O Blog Overdose, a partir deste post, contara com textos do colunista especial Wellington Augusto Martinelli. Residente em Piracicaba/SP, é um amante do Heavy Metal e crítico especializado. Já escreveu em vários sites da rede como: Metal Attack, Novo Metal e Metal Vox. Também foi efetivo colaborador da extinta revista Rock-Hard Valhalla. No Overdose, assinará a coluna "A vida de um Headbanger", onde contará algumas de suas aventuras pessoais e situações inusitadas, que com certeza, também são de muitos que gostam e frequentam este blog.

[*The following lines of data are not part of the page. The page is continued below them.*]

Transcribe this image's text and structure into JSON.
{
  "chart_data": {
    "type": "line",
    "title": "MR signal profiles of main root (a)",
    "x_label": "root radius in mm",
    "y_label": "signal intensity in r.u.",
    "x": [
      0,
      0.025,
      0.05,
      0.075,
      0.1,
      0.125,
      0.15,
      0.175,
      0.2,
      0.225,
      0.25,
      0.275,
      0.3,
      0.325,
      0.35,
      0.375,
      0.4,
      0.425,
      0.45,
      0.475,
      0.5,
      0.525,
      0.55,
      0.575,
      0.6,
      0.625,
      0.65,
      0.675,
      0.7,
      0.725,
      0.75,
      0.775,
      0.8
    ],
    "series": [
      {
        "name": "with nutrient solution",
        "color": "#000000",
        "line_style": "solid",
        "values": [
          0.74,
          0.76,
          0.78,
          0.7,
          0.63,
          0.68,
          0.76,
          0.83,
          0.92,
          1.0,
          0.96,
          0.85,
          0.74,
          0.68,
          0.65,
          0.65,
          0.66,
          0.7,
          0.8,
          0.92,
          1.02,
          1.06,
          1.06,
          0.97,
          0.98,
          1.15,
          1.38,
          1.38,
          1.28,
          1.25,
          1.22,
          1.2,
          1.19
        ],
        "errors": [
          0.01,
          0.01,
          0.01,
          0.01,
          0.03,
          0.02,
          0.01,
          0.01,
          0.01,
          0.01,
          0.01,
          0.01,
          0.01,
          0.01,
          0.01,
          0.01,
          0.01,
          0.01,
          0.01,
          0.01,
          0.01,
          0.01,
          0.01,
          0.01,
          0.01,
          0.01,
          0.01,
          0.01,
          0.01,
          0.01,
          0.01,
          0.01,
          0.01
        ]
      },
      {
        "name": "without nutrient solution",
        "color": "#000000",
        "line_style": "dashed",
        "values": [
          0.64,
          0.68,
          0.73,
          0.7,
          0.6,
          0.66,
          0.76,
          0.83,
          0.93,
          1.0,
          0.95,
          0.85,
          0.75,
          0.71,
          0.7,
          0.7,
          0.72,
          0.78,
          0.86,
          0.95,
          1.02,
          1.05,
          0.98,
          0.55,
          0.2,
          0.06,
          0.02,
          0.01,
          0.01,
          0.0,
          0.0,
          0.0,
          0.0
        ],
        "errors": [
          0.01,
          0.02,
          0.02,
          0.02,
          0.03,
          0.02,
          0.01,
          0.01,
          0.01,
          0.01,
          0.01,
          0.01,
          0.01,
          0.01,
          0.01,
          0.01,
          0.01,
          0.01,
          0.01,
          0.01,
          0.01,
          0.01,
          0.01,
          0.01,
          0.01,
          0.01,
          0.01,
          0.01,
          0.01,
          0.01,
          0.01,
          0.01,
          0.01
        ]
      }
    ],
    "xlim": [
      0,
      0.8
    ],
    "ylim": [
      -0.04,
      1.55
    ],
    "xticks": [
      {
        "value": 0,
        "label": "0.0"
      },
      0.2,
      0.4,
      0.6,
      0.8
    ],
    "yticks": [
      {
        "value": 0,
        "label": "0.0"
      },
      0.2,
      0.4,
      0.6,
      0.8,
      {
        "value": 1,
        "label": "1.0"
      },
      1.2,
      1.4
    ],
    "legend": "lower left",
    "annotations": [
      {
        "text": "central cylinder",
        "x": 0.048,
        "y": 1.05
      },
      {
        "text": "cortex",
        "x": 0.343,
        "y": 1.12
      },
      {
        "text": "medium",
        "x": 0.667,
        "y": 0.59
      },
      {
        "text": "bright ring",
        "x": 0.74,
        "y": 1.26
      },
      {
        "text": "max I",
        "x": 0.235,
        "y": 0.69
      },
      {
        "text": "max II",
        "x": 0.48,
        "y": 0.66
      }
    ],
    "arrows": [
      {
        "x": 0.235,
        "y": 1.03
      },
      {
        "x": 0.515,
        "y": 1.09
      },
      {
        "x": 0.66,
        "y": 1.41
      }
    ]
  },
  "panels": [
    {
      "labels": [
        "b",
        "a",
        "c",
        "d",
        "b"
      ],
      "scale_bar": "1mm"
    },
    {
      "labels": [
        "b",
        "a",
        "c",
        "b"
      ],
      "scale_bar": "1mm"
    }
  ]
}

A vida de um Headbanger (Capítulo I)
Por Wellington Augusto Martinelli
Tudo nessa vida é difícil, mas acredito que para um headbanger parece que as dificuldades dobram, afinal o preconceito, pensamentos errôneos e além de muitas outras situações nos mostram que ser um “metaleiro” não é uma das coisas mais simples desse mundo. Mas como tudo na vida tem seu lado bom, é sobre esses aspectos que vou comentar aqui nesse espaço.
Primórdios
O ano era 1991, eu tinha 12 anos, e já procurava me aprofundar em alguns assuntos. Claro, além das já conhecidas brincadeiras de rua, o futebol era uma grande alegria ( inclui-se o grandioso Palesta Itália). Bom, eis então que um cidadão de nome Rafael aparece com alguns vinis, que em um primeiro momento me chamou a atenção pelas capas. Havia ali, só para citar alguns, álbuns do Iron Maiden, Scorpions, Accept e Judas Priest. Essa pessoa, que me apresentou os discos, na verdade era meu primo. Na época, só ouvia na TV, comentários ruins sobre essas bandas e sobre o som especificamente. Afirmações como: “Coisa do Diabo”, ou “Som de Vagabundo”, eram as mais freqüentes.
Mas como todo jovem gosta de barulho, não fiquei pra trás. Ao ouvir Iron Maiden pela primeira vez, senti como se alguém tivesse injetado uma dose gigantesca de adrenalina em mim, pois as guitarras entraram na minha mente como um raio, e de lá, nunca mais saíram.
O tempo estava passando, via cada vez mais cabelos brancos em minha avó, e mais gravações em K7 chegando a minhas mãos. Senti então que estava na hora de passar para próximo nível: o primeiro show. Mas assim que achamos (eu e meu primo) um famoso flyer que indicava 4 bandas de cidades diferentes que iriam se apresentar num barzinho (entenda-se buteco mesmo), surgiu um outro problema: Como um garoto sairia de casa num sábado a noite pra ir num show de rock com apenas 12 anos? Isso naquela época era inviável.
Mas como o meu anjo da guarda (ou diabinho) estava por perto resolvemos ir até o show, até então tudo caminhava bem. Chegando ao local, começam os problemas. Inicialmente as famosas perguntas pra entrar: “Qual a idade?”, “Veio com quem?” e outra que muitos de nós conhecemos bem. Depois desse impasse sanado, lá estávamos nós em frente à primeira bateria em um show de rock.
A emoção de sentir riffs na sua cara, de perceber tudo rodando a cada vez que balançava a cabeça era uma coisa indescritível, sentimento que perdura até hoje, isso, claro somente para aqueles vão sempre a shows conseguem explicar.Resumindo, nascia ali, naquele momento, um “headbanger”, um “metaleiro”, ou seja lá qual denominação. Somente sei dizer que ficou gravado no peito essa emoção.
Abraços e até a próxima, quando contarei como foi o primeiro show “grande”.